Rischio idrogeologico, ok dalla Corte dei Conti
L’Ordinanza speciale n. 17 diventa efficace dopo la registrazione dell’organo di controllo, rendendo attuabile il Piano approvato dal Commissario straordinario Giovanni Legnini lo scorso 30 dicembre. Il programma riguarda interventi urgenti nei Comuni dell’isola di Ischia, escluso Casamicciola già destinataria di una pianificazione dedicata

È arrivato nella giornata di ieri l’ok della Corte dei Conti all’Ordinanza speciale n. 17, con la quale il Commissario straordinario Giovanni Legnini, lo scorso 30 dicembre, aveva approvato il Piano degli interventi urgenti di mitigazione del rischio idrogeologico per i Comuni di Barano d’Ischia, Forio, Ischia, Lacco Ameno e Serrara Fontana. Il via libera dell’organo di controllo rende ora pienamente efficace e operativa la programmazione degli interventi strutturali finalizzati alla messa in sicurezza del territorio dell’isola di Ischia. Il Piano si colloca nel solco della pianificazione di protezione civile per la riduzione del rischio e individua complessivamente 162 opere, di cui 145 considerate prioritarie e da realizzare nel primo quinquennio di attuazione, per un investimento complessivo che sfiora i 350 milioni di euro. Il documento è il risultato di un articolato percorso tecnico-scientifico condotto dai Dipartimenti universitari e dai Centri di competenza, con il contributo diretto dei Comuni interessati e il coordinamento della Struttura commissariale. Le attività sono state svolte sotto la guida dell’ingegnere Gianluca Loffredo e del professor Francesco Maria Guadagno e hanno incluso analisi approfondite dei fattori di rischio esistenti, oltre a sopralluoghi tecnici sul territorio.

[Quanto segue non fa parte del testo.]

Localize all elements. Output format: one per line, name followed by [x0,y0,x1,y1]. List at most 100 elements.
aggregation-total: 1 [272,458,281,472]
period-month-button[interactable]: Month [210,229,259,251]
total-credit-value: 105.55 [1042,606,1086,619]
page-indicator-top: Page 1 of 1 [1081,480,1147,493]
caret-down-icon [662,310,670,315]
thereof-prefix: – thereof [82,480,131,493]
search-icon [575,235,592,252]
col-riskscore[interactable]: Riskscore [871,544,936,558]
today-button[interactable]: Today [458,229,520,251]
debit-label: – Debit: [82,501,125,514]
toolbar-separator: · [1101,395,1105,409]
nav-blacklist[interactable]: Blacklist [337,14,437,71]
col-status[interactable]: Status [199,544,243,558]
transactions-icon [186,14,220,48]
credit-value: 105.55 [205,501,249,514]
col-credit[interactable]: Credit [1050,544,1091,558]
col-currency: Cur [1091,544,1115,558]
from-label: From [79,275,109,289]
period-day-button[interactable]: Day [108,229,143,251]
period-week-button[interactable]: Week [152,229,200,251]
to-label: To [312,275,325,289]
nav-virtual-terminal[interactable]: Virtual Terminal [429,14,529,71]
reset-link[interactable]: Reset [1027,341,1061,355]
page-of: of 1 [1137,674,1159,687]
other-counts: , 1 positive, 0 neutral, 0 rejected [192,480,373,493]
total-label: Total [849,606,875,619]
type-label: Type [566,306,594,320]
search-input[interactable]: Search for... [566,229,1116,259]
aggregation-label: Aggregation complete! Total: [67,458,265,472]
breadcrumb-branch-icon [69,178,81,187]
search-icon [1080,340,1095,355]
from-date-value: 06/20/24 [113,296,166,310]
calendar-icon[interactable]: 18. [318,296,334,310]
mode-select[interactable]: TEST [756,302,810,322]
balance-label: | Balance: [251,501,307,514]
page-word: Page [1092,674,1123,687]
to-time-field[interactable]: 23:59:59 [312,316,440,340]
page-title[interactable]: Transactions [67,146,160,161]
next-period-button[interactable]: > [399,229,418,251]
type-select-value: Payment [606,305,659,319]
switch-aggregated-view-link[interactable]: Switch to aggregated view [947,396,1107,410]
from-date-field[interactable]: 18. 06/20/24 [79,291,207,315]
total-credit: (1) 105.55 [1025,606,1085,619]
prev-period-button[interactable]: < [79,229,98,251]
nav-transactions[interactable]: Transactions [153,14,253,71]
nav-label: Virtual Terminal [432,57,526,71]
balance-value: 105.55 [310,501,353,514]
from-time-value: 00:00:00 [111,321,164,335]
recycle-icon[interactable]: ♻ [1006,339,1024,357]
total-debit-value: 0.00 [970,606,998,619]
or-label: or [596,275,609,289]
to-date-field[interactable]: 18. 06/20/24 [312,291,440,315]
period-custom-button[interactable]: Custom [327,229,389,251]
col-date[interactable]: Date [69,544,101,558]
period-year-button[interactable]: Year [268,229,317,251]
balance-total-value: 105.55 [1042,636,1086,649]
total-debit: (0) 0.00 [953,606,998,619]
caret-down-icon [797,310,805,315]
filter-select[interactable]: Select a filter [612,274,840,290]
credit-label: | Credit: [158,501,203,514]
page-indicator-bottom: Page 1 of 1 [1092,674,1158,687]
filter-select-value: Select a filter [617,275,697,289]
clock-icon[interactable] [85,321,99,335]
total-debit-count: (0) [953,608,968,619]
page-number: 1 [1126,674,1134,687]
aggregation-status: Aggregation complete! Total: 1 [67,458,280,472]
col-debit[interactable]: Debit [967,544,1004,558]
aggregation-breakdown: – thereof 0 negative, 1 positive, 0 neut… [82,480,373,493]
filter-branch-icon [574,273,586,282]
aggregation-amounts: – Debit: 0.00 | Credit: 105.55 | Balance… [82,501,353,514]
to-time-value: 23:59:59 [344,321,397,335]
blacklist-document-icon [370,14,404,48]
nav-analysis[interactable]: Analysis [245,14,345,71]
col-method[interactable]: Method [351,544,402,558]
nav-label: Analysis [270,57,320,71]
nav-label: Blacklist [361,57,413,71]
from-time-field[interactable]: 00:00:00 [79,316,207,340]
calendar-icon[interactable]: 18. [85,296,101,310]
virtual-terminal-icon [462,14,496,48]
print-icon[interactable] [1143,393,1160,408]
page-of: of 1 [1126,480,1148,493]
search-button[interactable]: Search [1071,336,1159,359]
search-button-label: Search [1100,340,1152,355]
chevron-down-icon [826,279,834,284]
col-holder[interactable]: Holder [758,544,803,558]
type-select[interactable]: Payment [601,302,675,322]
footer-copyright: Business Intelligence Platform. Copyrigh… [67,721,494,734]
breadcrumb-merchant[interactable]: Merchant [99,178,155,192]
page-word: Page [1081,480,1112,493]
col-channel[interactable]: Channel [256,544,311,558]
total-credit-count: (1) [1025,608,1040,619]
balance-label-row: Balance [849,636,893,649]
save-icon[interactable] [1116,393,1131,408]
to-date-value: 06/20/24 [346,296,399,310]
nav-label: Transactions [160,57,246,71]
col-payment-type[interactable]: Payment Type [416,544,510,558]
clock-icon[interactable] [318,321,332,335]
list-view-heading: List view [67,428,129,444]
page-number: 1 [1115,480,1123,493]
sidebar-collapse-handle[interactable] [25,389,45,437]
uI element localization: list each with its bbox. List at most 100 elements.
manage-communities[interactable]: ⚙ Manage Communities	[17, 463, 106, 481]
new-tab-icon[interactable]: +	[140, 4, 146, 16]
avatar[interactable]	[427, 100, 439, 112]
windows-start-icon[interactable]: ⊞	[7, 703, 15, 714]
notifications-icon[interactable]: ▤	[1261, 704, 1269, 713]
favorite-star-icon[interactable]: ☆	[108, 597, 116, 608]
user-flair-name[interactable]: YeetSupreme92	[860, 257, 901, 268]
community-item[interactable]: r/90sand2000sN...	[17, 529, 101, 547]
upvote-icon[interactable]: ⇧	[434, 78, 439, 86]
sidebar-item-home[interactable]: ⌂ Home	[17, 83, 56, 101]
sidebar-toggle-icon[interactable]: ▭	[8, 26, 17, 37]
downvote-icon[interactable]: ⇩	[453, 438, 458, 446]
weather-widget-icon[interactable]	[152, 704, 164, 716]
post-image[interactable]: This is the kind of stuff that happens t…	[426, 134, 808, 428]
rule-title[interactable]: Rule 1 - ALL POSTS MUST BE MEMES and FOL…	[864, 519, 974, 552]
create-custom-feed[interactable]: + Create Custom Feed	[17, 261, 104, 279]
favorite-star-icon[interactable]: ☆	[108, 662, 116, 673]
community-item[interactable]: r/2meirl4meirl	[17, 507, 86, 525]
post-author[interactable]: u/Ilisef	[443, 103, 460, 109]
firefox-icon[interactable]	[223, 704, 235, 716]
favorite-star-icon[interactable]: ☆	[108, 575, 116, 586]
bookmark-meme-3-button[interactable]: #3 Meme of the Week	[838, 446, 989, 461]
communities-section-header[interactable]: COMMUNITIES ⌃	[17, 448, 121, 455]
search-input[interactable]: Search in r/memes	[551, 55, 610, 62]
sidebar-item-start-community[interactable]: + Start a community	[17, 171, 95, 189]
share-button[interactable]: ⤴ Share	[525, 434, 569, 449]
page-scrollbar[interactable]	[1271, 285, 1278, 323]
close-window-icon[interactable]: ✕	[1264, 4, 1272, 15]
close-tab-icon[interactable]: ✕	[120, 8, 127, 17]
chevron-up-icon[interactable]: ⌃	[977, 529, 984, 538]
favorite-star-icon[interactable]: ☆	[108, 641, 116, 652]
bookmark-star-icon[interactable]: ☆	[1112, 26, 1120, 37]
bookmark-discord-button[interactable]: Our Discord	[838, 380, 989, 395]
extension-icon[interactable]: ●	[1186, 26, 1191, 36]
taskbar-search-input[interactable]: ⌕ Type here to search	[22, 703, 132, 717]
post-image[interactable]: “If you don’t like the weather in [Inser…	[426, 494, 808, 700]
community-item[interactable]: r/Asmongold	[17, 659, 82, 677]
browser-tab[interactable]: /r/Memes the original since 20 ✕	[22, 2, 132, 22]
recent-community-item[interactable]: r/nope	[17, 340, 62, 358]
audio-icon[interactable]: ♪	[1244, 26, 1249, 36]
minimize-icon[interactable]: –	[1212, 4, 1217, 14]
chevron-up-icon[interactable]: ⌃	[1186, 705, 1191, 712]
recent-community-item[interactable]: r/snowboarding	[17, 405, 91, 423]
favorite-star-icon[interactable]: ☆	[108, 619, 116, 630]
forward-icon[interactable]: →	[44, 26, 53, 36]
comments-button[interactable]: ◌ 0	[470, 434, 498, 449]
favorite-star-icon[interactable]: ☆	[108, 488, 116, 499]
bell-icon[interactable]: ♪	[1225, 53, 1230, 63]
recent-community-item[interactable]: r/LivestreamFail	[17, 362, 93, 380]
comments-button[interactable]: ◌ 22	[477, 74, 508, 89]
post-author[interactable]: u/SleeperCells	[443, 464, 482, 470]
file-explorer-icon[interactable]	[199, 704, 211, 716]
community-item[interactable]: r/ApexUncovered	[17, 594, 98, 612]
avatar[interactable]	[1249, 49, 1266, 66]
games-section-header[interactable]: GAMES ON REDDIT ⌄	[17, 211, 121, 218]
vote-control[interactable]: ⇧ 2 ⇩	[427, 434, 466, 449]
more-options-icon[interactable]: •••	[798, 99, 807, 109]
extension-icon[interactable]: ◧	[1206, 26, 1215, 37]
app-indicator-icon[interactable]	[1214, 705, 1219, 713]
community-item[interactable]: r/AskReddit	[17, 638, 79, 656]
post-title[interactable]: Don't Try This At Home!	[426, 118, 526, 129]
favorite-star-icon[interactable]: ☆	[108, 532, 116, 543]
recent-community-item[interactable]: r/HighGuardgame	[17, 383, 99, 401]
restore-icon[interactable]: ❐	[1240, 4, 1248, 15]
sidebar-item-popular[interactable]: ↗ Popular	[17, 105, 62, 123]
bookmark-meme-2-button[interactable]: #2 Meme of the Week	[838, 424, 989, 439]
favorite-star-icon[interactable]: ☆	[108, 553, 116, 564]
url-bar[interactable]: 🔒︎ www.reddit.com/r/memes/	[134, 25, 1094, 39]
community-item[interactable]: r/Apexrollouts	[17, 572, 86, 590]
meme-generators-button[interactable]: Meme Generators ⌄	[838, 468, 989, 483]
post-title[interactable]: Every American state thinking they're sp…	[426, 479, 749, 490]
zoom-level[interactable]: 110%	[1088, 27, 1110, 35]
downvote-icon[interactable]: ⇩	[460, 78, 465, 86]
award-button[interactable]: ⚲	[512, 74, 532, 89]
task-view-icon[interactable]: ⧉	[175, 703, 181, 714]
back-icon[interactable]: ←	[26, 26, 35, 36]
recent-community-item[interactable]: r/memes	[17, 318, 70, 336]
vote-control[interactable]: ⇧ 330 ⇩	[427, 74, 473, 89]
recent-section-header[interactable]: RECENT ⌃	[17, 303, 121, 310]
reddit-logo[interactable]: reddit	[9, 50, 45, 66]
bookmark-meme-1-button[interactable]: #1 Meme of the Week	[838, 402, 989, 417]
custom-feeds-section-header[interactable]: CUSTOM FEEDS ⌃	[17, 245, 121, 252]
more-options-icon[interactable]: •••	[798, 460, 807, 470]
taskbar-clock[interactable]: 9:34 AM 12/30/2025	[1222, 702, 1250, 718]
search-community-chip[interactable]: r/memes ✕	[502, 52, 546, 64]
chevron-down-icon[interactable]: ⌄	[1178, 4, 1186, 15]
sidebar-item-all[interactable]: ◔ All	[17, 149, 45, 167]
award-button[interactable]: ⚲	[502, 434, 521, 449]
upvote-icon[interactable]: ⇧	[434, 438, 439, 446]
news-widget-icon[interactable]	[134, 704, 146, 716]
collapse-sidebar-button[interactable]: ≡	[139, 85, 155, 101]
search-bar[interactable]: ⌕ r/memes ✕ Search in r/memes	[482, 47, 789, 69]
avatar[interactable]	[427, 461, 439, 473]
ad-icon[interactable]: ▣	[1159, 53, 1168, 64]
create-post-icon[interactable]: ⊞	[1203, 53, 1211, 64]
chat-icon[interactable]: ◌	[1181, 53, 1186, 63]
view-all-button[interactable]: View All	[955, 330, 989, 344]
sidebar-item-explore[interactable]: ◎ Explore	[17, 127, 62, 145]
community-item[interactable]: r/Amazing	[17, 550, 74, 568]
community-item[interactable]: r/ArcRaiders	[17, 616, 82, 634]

Sono previste 162 opere complessive, con 145 interventi prioritari da realizzare nei primi cinque anni. Il Piano è stato elaborato attraverso analisi tecniche, contributi accademici, indicazioni degli enti locali e verifiche sul territorio


L’elaborazione del Piano ha tenuto conto anche delle indicazioni emerse dalle amministrazioni locali, integrandole con le valutazioni tecniche e gli esiti delle verifiche effettuate nelle diverse aree dell’isola. L’obiettivo è quello di disporre di un quadro organico e unitario degli interventi necessari per la mitigazione delle criticità idrogeologiche. Dopo la frana del 26 novembre 2022, che aveva reso necessaria e urgente la definizione di un Piano di interventi strutturali specifico per il Comune di Casamicciola Terme, ai sensi dell’articolo 5-ter del Decreto-Legge n. 186 del 2022, convertito con la legge n. 9 del 2023 e successivamente integrato dalla legge n. 207 del 30 dicembre 2024, anche gli altri territori dell’isola vengono ora dotati di una programmazione strutturata di riassetto idrogeologico. Il Piano, di rilevanza strategica per la sicurezza del territorio e delle persone sull’intera isola di Ischia, dovrà ora essere accompagnato dall’assegnazione delle necessarie risorse finanziarie, a partire da quelle che il Governo, attraverso il Dipartimento Casa Italia, dovrebbe rendere disponibili nelle prossime settimane.